Even premium brands have had some trouble in this area. Fisher said, “there were some early problems with BMW’s 3.0-liter turbo engine.”
Under-hood troubles can impact quality scores, but there are other factors to consider. Turbocharged powerplants are often found in higher-trim models. Typically these vehicles are delivered with extra options, which means there are more things to go wrong.
EPA standards are the law of the land so automakers follow them to the letter. As for the Chevy Cruze’s performance in Consumer Reports’ testing, Tom Read of GM Technology and Powertrain Communications said “based on their drive schedule they may have come up with something different from the EPA numbers.”
“The EPA numbers we report on are clearly better with the 1.4 turbo – 26/42 [miles per gallon] with the eco model versus 26/38 with the 1.8,” Read said.

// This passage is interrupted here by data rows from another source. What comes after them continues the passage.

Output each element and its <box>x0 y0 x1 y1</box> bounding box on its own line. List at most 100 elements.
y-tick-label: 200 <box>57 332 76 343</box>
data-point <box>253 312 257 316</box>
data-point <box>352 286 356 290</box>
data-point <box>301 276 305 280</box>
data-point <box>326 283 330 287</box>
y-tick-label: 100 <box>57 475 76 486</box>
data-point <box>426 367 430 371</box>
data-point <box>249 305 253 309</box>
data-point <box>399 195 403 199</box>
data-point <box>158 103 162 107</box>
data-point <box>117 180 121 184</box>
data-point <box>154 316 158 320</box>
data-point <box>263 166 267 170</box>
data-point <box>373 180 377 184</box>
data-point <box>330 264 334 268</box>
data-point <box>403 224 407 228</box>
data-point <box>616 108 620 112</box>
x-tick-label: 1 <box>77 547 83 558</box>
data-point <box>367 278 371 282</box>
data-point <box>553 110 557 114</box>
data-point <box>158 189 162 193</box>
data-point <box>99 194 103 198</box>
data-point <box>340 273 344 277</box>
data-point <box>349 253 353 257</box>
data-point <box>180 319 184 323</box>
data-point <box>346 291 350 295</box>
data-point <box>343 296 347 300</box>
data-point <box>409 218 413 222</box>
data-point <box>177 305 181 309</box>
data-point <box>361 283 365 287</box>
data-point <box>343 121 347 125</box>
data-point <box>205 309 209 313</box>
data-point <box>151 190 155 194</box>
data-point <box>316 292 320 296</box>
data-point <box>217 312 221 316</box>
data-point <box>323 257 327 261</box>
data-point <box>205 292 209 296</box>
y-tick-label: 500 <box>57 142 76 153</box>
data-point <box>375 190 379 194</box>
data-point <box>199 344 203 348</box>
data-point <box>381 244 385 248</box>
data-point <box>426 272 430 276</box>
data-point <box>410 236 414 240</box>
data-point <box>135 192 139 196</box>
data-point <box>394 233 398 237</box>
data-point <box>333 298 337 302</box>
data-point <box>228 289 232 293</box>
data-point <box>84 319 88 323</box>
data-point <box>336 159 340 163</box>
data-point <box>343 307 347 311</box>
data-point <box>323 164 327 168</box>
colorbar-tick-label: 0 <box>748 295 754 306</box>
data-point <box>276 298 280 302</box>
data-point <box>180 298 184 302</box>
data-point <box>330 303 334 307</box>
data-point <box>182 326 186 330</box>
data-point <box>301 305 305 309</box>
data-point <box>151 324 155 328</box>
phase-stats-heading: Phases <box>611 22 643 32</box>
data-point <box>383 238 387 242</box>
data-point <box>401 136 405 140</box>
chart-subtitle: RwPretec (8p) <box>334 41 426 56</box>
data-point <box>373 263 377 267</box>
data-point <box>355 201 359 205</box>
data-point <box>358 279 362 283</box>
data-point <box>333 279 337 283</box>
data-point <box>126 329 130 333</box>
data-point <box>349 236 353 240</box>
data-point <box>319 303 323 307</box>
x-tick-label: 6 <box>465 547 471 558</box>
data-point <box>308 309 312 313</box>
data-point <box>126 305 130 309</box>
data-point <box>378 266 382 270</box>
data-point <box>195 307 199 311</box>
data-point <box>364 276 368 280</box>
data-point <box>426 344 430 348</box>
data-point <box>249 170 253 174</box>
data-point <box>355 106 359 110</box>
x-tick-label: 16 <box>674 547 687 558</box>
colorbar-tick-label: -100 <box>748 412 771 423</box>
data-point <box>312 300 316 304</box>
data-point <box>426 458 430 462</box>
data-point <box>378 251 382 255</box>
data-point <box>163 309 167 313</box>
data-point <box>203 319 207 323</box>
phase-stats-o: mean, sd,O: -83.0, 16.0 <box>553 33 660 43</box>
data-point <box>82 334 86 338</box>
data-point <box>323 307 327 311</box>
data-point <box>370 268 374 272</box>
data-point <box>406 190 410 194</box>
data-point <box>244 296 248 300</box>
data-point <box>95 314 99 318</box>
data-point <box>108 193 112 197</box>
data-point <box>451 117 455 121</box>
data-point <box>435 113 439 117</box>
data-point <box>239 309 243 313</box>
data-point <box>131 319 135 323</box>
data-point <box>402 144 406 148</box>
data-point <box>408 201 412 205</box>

Richard Truett, Powertrain Communications Manager at Ford echoed these sentiments. He said “a lot of it depends on how consumers use it” and “we’re discovering that people really enjoy the turbos.” In other words, buyers like the rush of acceleration they offer.
According to Truett, the 3.5-liter EcoBoost V6 offered in the F-150 can deliver superior fuel economy to the company’s the 5.0-liter V8 engine “if you use the turbos smartly.” He also said you can’t have your cake and eat it too; you have to keep a light foot on the throttle to maximize efficiency.
Lower-than-expected real-world MPG numbers don’t appear to be dissuading buyers from opting for boosted pickups. Truett said as of last month “EcoBoost alone is about 42 percent of F-150 sales,” adding “it’s exceeded all expectations of sales and performance.”
Summing things up, Read offered some advice, “no drive schedule can be perfect to simulate what a customer is going to get, but [EPA scores are] better than ever as an indicator of what a customer is going to get.” As always, you mileage will vary.